Cette réunion des ministres du Travail de l’Union à Luxembourg est un test pour la méthode de négociations au sein de l’UE du président français Emmanuel Macron.
Après une campagne électorale française, où les extrêmes de droite comme de gauche avaient vilipendé « l’Europe du dumping social », M. Macron, à peine élu, avait réclamé un durcissement de la réforme du travail détaché, s’en prenant à la Pologne et aux trois autres pays du groupe de Visegrad (Hongrie, République tchèque, Slovaquie), partisans d’un statu quo.
« Nous espérons arriver à un accord et avoir tout le monde à bord », a déclaré lundi, en arrivant à la réunion, le ministre estonien du Travail, Jevgeni Ossinovski, dont le pays assure la présidence tournante de l’UE.
« Nous avons travaillé très dur, ces derniers mois, ces derniers jours et même ces dernières heures pour surmonter les différends entre les pays sur ce dossier important », a-t-il ajouté.
« Le diable est dans les détails, mais si tout le monde met de la bonne volonté, on peut avoir un accord », a estimé de son côté avant la réunion la commissaire européenne aux Affaires sociales, Marianne Thyssen, à l’origine de la réforme, présentée il y a dix mois, d’une directive datant de 1996.
L’objectif majeur de la révision des règles européennes encadrant le détachement –un système permettant à des Européens de travailler dans un autre pays que le leur, tout en cotisant dans leur pays d’origine– c’est d’avoir un « salaire égal, à travail égal, sur un même lieu de travail ».
En effet, dans la directive initiale, il est simplement spécifié que les travailleurs détachés doivent toucher le salaire minimum du pays d’accueil.
Or, l’élargissement de l’UE à l’Est en 2004, avec l’arrivée de dix nouveaux pays aux niveaux de vie et salaires plus bas a bouleversé la donne, engendrant une concurrence déloyale entre entreprises, ainsi que du dumping social.
En révisant la directive, l’exécutif européen veut désormais que toutes les règles valables pour les travailleurs locaux s’appliquent aux détachés: ainsi, par exemple, si le pays d’accueil prévoit une prime de froid, de pénibilité, d’ancienneté, un treizième mois, ces bonus devront aussi leur être versés.
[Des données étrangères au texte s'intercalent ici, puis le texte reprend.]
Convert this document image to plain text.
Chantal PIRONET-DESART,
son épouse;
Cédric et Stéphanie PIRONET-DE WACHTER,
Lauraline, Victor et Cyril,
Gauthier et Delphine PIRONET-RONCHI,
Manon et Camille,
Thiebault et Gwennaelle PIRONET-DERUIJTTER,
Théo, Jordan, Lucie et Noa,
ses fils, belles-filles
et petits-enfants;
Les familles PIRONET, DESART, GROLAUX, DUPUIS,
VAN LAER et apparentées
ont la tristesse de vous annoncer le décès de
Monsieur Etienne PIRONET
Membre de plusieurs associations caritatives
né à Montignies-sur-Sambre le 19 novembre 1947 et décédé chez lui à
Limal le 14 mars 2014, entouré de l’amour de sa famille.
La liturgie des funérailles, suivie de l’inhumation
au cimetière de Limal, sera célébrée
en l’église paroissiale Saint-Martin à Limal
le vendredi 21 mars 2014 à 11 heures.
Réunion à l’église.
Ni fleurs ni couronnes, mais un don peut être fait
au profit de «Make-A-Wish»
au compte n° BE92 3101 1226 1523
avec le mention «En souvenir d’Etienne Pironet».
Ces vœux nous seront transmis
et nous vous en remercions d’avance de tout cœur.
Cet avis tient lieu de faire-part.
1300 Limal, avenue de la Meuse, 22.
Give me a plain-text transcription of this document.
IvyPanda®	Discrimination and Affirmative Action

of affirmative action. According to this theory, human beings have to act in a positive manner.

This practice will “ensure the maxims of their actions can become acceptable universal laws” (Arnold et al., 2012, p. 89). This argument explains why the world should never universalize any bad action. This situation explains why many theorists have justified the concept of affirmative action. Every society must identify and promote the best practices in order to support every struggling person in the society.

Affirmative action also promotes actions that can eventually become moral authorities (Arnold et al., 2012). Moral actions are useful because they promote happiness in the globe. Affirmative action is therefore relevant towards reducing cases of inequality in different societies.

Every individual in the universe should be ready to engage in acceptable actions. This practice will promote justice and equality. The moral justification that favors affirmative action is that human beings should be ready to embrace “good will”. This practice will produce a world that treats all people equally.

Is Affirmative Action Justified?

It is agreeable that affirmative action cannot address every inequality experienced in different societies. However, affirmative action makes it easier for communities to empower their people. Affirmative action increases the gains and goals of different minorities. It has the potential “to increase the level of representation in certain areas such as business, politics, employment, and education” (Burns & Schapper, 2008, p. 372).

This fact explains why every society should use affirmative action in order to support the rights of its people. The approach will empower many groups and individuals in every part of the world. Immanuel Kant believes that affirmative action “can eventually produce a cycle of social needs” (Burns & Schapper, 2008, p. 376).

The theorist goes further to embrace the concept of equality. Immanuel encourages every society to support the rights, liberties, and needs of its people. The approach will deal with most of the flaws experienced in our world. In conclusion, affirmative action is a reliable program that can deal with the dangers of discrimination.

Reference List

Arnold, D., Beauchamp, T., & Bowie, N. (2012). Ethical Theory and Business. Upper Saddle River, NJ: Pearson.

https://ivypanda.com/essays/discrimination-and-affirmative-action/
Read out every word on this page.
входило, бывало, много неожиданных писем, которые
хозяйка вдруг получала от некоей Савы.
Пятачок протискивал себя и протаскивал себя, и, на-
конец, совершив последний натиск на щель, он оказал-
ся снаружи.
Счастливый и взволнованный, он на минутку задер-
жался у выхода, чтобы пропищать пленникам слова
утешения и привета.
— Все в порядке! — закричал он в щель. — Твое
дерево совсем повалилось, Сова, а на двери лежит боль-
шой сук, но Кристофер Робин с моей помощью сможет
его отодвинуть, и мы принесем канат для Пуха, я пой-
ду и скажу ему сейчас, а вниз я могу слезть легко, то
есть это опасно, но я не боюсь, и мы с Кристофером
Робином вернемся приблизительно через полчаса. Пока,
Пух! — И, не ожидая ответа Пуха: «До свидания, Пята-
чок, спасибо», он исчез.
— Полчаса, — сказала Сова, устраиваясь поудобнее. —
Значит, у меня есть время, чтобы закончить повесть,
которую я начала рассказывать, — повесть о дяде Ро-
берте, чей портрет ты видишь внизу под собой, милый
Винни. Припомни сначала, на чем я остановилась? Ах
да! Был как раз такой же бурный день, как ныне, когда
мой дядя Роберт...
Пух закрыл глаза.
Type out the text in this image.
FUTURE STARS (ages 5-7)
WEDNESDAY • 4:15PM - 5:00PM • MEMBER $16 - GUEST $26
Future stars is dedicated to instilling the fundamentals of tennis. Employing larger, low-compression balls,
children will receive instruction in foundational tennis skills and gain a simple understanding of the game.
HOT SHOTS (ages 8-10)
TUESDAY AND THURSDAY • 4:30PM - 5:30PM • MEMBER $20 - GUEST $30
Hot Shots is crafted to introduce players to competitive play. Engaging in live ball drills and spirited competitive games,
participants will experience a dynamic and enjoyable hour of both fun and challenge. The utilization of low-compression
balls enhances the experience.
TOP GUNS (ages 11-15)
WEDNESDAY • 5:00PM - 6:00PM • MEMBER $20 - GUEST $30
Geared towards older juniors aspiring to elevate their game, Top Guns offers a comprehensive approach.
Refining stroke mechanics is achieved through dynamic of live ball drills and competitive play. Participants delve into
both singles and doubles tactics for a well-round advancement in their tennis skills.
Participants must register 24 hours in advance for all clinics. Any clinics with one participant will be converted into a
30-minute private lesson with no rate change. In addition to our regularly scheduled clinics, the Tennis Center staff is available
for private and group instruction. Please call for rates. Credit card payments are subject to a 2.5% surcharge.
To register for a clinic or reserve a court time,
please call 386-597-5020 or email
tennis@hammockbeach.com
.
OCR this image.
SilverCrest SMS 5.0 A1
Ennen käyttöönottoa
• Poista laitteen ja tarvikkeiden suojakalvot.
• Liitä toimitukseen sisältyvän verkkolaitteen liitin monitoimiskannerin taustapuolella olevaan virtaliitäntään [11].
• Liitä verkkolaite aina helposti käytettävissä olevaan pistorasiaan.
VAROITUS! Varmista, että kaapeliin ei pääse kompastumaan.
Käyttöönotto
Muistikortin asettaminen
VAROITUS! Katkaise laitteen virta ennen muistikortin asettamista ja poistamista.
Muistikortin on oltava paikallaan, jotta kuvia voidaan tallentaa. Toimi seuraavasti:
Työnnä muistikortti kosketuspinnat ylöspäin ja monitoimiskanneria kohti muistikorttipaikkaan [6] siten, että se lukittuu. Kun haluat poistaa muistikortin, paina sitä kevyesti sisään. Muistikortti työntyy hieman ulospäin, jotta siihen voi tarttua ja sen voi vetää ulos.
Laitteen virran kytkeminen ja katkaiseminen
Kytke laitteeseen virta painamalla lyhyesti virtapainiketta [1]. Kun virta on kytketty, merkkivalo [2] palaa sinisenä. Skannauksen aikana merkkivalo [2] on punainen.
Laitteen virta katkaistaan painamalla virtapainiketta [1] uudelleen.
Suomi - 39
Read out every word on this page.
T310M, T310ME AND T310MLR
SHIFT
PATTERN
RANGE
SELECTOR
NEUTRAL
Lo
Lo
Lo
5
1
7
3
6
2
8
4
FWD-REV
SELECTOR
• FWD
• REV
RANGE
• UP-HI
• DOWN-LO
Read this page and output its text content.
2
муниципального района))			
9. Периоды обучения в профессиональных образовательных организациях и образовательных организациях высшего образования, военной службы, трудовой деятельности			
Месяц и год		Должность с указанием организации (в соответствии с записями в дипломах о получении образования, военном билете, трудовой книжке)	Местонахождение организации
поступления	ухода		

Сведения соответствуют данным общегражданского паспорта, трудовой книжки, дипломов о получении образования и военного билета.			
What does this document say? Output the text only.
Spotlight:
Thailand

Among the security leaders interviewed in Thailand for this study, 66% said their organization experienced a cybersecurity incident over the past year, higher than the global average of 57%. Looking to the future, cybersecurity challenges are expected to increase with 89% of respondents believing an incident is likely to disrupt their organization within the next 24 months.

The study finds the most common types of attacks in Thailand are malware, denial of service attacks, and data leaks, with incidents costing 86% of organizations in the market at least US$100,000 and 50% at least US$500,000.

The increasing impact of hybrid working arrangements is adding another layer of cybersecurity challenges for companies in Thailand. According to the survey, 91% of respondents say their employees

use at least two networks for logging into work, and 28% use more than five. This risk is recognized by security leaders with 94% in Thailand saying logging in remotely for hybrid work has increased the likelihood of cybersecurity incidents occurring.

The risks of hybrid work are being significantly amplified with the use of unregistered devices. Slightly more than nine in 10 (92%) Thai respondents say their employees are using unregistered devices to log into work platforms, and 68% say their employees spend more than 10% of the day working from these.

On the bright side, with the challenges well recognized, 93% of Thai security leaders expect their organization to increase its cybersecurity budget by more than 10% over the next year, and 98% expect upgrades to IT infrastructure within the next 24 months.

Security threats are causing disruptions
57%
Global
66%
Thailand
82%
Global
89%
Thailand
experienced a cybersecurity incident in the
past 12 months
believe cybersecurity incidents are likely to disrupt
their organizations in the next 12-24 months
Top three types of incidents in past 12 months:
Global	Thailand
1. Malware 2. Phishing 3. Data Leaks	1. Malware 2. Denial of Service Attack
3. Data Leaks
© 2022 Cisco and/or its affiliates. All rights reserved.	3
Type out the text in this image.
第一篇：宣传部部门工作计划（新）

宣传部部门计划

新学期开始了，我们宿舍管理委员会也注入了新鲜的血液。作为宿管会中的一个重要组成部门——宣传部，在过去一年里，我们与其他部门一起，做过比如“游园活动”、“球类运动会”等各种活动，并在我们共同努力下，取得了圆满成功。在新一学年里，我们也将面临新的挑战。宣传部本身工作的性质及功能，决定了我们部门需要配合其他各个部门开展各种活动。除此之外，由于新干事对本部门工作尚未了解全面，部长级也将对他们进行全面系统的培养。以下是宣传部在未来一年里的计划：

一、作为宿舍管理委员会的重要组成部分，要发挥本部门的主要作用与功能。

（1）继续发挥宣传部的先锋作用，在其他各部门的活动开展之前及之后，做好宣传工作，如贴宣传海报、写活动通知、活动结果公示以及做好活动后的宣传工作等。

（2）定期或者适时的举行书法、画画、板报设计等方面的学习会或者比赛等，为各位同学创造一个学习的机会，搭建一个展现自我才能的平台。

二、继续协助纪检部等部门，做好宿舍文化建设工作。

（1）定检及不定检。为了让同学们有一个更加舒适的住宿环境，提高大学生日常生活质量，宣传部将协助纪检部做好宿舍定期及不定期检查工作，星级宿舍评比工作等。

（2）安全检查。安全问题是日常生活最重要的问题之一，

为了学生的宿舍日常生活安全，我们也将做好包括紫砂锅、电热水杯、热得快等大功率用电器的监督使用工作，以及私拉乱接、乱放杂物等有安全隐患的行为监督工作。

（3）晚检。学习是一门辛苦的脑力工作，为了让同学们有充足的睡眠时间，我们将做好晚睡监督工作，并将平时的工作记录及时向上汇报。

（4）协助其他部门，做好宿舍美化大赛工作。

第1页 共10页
Trois points posent encore problème
Premièrement, la durée du détachement: l’exécutif européen a proposé de le limiter à 24 mois, mais la France, qui a réussi à convaincre l’Allemagne, les pays du Benelux et l’Autriche, plaide pour 12 mois.
Deuxièmement, la date d’application de la nouvelle directive: Paris souhaiterait qu’elle s’applique dans les deux ans suivant son adoption. La Commission a proposé trois ans, les pays de l’Est réclament cinq ans.
Et troisièmement, le transport routier: ce dernier point est particulièrement délicat, car les pays de Visegrad, mais aussi l’Espagne et le Portugal, s’inquiètent des conséquences négatives de la réforme sur leurs chauffeurs.
Jeudi soir, M. Macron a profité d’un sommet de l’UE à Bruxelles pour évoquer ce dossier en tête-à-tête avec le chef du gouvernement espagnol Mariano Rajoy.
L’Espagne comme le Portugal, qui n’ont que la France comme porte d’entrée sur l’Union, effectuent des opérations de cabotage –une pratique qui consiste à quitter un pays avec un véhicule et à charger puis décharger, à plusieurs reprises, dans un autre pays– en France et concurrencent ainsi les routiers français.
Selon deux sources proches du dossier, un compromis pourrait se dessiner, en appliquant aux chauffeurs routiers l’ancienne directive du travail détaché concernant la rémunération –c’est-à-dire qu’ils recevraient le salaire minimum du pays d’accueil, mais pas les primes–, jusqu’à ce qu’une autre réforme consacrée au transport routier spécifie les règles pour ce secteur.